Morphology-controlled synthesis of porous polymer nanospheres for gas absorption and bioimaging applications

This paper reports the development of a simple and effective way to prepare novel soluble porous polymer nanospheres (PPSs) by A(3)B(2) catalytic emulsion polymerization using a Suzuki reaction as a one-step, surfactant-free process. The PPSs chemical structures are characterized by Fourier transform infrared spectroscopy, transmission electron microscopy, powder X ray diffraction, dynamical light scattering, and thermogravimetric analysis. The results show that tris(4-bromophenyl) amine (A(3)) and benzene-1,4-diboronic acid (B-2) monomers in a dilute Suzuki system (1 : 20 as the ratio of toluene to water) form a A(3) core/B-2 shell nano-size micelle in the oil/water template at the early stage. With the reaction processing, the similar to 10 nm nanoparticles precipitate in droplets and move into the water phase. The small individual nanoparticles further aggregate and connect into similar to 200 nm porous nanoparticles. The controlled second level of porosity is attributed to the uniform individual nanoparticles' self-assembly.

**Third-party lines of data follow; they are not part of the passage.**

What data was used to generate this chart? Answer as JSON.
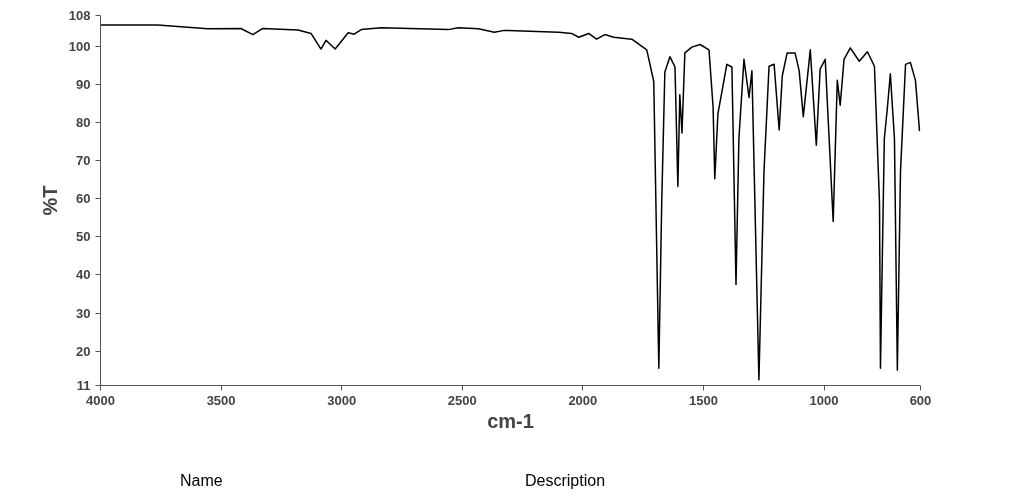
{
  "chart_data": {
    "type": "line",
    "xlabel": "cm-1",
    "ylabel": "%T",
    "annotations": [
      "Name",
      "Description"
    ],
    "xlim": [
      4000,
      600
    ],
    "ylim": [
      11,
      108
    ],
    "xticks": [
      4000,
      3500,
      3000,
      2500,
      2000,
      1500,
      1000,
      600
    ],
    "yticks": [
      11,
      20,
      30,
      40,
      50,
      60,
      70,
      80,
      90,
      100,
      108
    ],
    "grid": false,
    "marker": "none",
    "line_style": "solid",
    "series": [
      {
        "color": "#000000",
        "x": [
          4000,
          3763,
          3555,
          3418,
          3368,
          3327,
          3181,
          3127,
          3086,
          3065,
          3027,
          2973,
          2948,
          2919,
          2836,
          2558,
          2516,
          2433,
          2367,
          2325,
          2100,
          2047,
          2017,
          1976,
          1943,
          1909,
          1872,
          1797,
          1735,
          1706,
          1685,
          1673,
          1660,
          1639,
          1618,
          1606,
          1598,
          1589,
          1577,
          1548,
          1514,
          1477,
          1460,
          1453,
          1440,
          1423,
          1403,
          1382,
          1365,
          1353,
          1332,
          1311,
          1299,
          1270,
          1249,
          1228,
          1207,
          1186,
          1173,
          1153,
          1120,
          1103,
          1086,
          1057,
          1032,
          1016,
          995,
          962,
          945,
          933,
          917,
          891,
          854,
          820,
          791,
          770,
          766,
          750,
          737,
          725,
          708,
          696,
          683,
          662,
          642,
          621,
          604
        ],
        "values": [
          105.5,
          105.5,
          104.5,
          104.6,
          103,
          104.6,
          104.2,
          103.3,
          99.2,
          101.5,
          99.2,
          103.5,
          103.1,
          104.3,
          104.8,
          104.3,
          104.8,
          104.5,
          103.6,
          104.1,
          103.6,
          103.3,
          102.3,
          103.3,
          101.8,
          103,
          102.3,
          101.8,
          99,
          90.7,
          15.5,
          58.9,
          93.2,
          97.2,
          94.5,
          63.2,
          87.2,
          77.2,
          98.2,
          99.7,
          100.4,
          99,
          84,
          65.2,
          82.2,
          88.2,
          95.2,
          94.5,
          37.5,
          75.7,
          96.5,
          86.5,
          93.5,
          12.5,
          67,
          94.7,
          95.2,
          78,
          92.2,
          98.2,
          98.2,
          93.5,
          81.5,
          99,
          74,
          94,
          96.5,
          54,
          91,
          84.5,
          96.5,
          99.5,
          96,
          98.5,
          94.7,
          58.9,
          15.5,
          75.7,
          84,
          92.7,
          75.7,
          15,
          67,
          95.2,
          95.7,
          91,
          77.7
        ]
      }
    ]
  }
}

Its porosity is confirmed by N-2 sorption isotherms at 77 K. Among the PPS series, PPS3 has a high surface area of 2180m(2) g(-1) and adsorbs up to 2.08 wt% hydrogen by mass at 1.13 bar/77 K. Photoluminescence investigations have shown that PPS copolymers with different concentrations of 4,7-dibromo-2,1,3-benzothiadiazole emit blue, green and yellow light, respectively. Preliminary investigations show that PPS displays a low cytotoxicity and can be used as a fluorescence marker in bioimaging.